Starten doet de i30 met een druk op de knop. En terwijl de auto weet dat de handrem aan staat (een conventioneel exemplaar met een verklikkerlichtje) en standaard over een start-stopsysteem beschikt (waarvoor een neutraalsensor aan de versnellingsbak gekoppeld is) moet je natuurlijk ook nog rem en koppeling induwen. En het is nu niet meteen dat je anders het risico loopt om als een speer vooruit te schieten. Zelfs de variant met 128pk en 260Nm trekkracht heeft nog altijd 11,2 seconden nodig om 100km/u te halen. De 1.4 CRDi met 90pk op de foto's doet er zelfs 14 seconden over. Niet meteen flitsend en de lange versnellingsbakverhoudingen die weliswaar helpen om de CO2-emissie te beperken tot 109gr/km (niet meer dan 5,2l/100km) zijn je vriend niet als je wil accelereren. En dan is de 220Nm sterke veertienhonderd eigenlijk nog gewillig, want hij smeert z'n maximumkoppel al uit vanaf 1.500t/min (tot 2.750) terwijl de 1.6 pas 400 omwentelingen hoger wakker wordt.

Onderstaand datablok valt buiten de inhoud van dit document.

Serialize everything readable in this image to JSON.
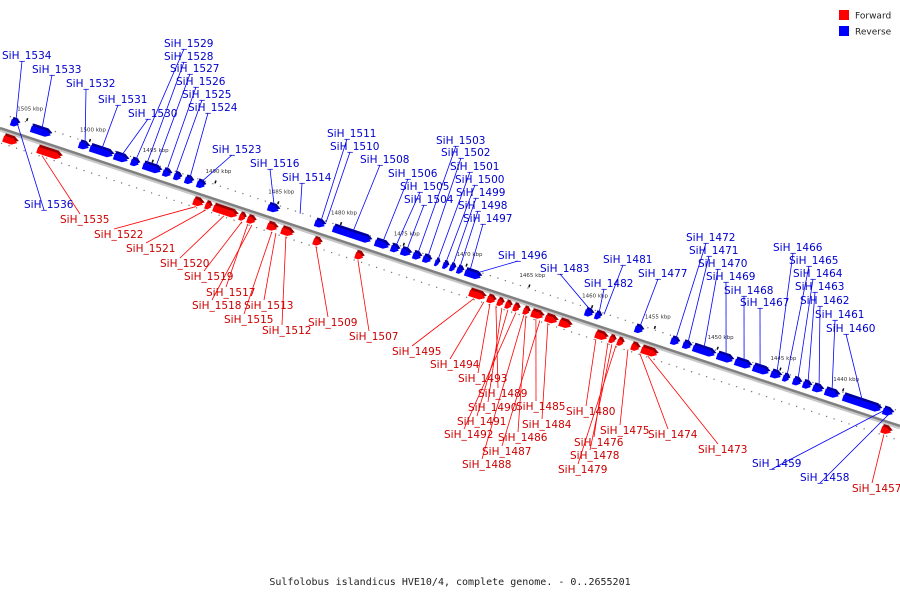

Onderstel en stuurinrichting zijn ook niet meteen op een bestuurdersauto gericht. Je kan met een knop op het stuurwiel wel kiezen hoeveel weerstand je wil, doch het blijft een gevoelloze aangelegenheid. En de ophanging verkiest comfort maar heeft het niet altijd even makkelijk met een gehavend wegdek zoals je bij ons wel meer tegenkomt. Hyundai had overigens best moeite mogen doen om de achterophanging wat te herzien - die is nu identiek aan die van de berline. Als er gewicht de koffer in gaat, moet dat gevolgen hebben.
De i30 helpt je comfortabel, goed zittend en in stilte van A naar B, maar om z'n rijervaring zal hij dus niet in ons geheugen blijven zitten. Door Hyundai geciteerde studies wijzen echter uit dat de klant in het C-segment vooral wakker ligt van design, prijs en duurzaamheid. Het merk vergeeft ons daarom ongetwijfeld de uitspraak dat er prettiger rijdend materieel te vinden is.